The Internal Revenue Service redesigned it in 2020 in a way that’s intended to make things easier and more accurate. While the underlying information is the same, the new W-4 “replaces complicated worksheets with more straightforward questions that make accurate withholding easier for employees,” according to the IRS. It’s important to complete the form accurately because if too little is withheld, you may owe tax to the Internal Revenue Service (IRS) when you file your tax return and then owe a penalty.
If you got a huge refund last year, you’re giving the government a free loan and could be accidentally living on less of your paycheck all year. A tax dependent is a qualifying child or relative whose specific relationship to the taxpayer allows them to be claimed on that person’s tax return. The IRS has several rules that can help taxpayers determine whether someone is a dependent. Having dependents can make taxpayers eligible for certain tax credits and deductions.
Are employees required to fill in a new Form W-4 in 2022?
Because W-4 directly affects the amount withheld on your paycheck and your potential refund. That said, it’s a lot more than adding your name and checking a few boxes. The IRS has provided a Deductions Worksheet on page 3 to help filers determine the most accurate withholding amount. For example, an employee may choose to report passive income from interest, how to fill out w4 dividends, or retirement in this section to decrease their liability on their annual individual tax return. If you have a specific refund amount in mind, let the IRS’s Tax Withholding Estimator (opens in new tab) tell you how much to put down on Line 4(c). However, in this case, the employer sends the W-2 to the employee and to the IRS in December each year.

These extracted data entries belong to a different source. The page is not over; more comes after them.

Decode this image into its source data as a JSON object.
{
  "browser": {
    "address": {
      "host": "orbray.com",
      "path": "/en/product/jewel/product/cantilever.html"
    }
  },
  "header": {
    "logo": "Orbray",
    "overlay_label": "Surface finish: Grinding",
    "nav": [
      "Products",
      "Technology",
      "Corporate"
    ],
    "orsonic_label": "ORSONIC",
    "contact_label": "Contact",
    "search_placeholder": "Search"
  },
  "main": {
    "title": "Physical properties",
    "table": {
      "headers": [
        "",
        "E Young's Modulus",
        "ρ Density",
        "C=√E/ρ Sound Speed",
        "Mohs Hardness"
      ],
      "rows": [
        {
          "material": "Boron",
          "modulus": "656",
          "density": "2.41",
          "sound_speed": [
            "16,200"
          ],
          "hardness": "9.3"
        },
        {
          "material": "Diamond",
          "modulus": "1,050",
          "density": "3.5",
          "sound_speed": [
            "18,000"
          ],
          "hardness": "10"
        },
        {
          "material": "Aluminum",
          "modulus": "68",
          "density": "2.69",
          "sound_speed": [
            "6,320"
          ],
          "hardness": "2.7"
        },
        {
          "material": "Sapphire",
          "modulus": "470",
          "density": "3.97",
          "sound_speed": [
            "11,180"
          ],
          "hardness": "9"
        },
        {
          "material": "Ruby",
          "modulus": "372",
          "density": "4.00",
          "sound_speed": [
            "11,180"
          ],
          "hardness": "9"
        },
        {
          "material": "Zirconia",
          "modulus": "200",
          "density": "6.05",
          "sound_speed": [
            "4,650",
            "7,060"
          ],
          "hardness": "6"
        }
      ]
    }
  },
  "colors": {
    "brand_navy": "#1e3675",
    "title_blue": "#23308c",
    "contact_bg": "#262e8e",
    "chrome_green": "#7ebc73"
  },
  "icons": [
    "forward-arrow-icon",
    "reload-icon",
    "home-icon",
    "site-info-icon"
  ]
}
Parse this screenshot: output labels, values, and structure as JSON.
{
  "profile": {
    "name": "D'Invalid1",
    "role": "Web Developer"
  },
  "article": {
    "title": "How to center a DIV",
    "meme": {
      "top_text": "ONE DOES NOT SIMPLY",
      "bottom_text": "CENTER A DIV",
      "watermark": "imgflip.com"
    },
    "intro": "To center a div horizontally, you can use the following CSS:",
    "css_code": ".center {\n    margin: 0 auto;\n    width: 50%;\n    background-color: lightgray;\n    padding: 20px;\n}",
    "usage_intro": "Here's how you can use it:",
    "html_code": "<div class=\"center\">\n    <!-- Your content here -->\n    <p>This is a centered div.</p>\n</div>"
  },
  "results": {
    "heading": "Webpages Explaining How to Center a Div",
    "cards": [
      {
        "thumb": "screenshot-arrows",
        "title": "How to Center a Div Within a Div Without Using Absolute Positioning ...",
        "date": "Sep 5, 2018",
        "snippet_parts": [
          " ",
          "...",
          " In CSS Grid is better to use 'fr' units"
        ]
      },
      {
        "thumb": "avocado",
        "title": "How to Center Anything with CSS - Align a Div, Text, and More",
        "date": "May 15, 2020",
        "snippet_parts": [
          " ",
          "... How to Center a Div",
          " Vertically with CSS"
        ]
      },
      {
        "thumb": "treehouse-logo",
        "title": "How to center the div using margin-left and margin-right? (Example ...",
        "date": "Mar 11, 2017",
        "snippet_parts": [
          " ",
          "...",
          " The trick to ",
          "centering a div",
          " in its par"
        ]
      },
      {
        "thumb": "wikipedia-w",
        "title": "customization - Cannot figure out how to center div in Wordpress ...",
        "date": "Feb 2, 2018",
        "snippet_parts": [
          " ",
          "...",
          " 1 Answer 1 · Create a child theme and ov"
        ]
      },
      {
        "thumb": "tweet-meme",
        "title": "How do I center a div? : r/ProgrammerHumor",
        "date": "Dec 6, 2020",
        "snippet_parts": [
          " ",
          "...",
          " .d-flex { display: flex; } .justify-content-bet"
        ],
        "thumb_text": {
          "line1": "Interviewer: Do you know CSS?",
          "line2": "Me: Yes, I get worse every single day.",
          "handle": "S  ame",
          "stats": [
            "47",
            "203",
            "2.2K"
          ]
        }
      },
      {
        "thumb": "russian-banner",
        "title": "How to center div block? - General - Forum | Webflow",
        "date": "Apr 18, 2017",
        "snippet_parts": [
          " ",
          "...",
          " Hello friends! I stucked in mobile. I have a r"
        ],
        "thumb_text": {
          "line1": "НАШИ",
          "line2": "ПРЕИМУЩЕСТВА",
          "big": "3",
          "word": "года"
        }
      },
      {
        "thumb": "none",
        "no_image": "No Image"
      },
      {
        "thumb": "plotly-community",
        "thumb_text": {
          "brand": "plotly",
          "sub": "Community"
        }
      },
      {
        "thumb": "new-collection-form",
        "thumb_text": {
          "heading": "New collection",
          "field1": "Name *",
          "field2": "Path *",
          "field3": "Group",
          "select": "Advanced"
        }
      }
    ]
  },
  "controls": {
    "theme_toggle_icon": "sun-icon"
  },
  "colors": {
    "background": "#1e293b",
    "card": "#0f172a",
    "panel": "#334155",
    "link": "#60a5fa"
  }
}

But the information you’ve provided in the previous sections might result in your employer withholding too little tax over the course of the year. That could land you with a big tax bill and possibly underpayment penalties and interest in April. For example, let’s look at a person who is married filing jointly. The way that you fill out Form W-4, Employee’s Withholding Certificate, determines how much tax your employer will withhold from your paycheck. Your employer sends the money it withholds from your paycheck to the IRS, along with your name and Social Security number.
Step 4: Other Adjustments
If you are a single tax filer or married to a nonworking spouse, have no dependents, only have one job and aren’t claiming deductions or credits beyond the standard deduction, you can skip the next three steps. Mistakenly filing as exempt can land you a giant bill come tax time, complete with penalties for late payments. https://www.bookstime.com/articles/double-declining-balance-method The new version is designed to be less complex so that your withholdings can be more accurate. The W-4 calculator can help you adjust your withholdings to determine if you’ll get a refund or a balance due come tax time. Once you’re happy with your projected outcome, the W-4 calculator will show how to fill out your W-4.
- You can only claim dependents if your income is under $200,000 or under $400,000 if you are married filing jointly.
- If you have other dependents (such as an older child or dependent parent) living with you, you can claim a $500 tax credit for each of them.
- Only Steps 1 and 5 are required for all workers, but responding to Steps 2-4—if they apply to an employee’s particular situation—can ensure more accurate withholding with regards to an employee’s tax liability.
- If you have a specific refund amount in mind, let the IRS’s Tax Withholding Estimator (opens in new tab) tell you how much to put down on Line 4(c).
Remember, you only have to fill out the new W-4 form if you start a new job or if you want to make changes to the amount withheld from your pay. Fill out this section if you expect to itemize your deductions and want to reduce your withholding. To estimate your deductions, use the Deductions Worksheet provided on page three of the W-4 form. One likely cause is if you receive significant income reported on Form 1099, which is used for interest, dividends, or self-employment income that you have not yet paid taxes on.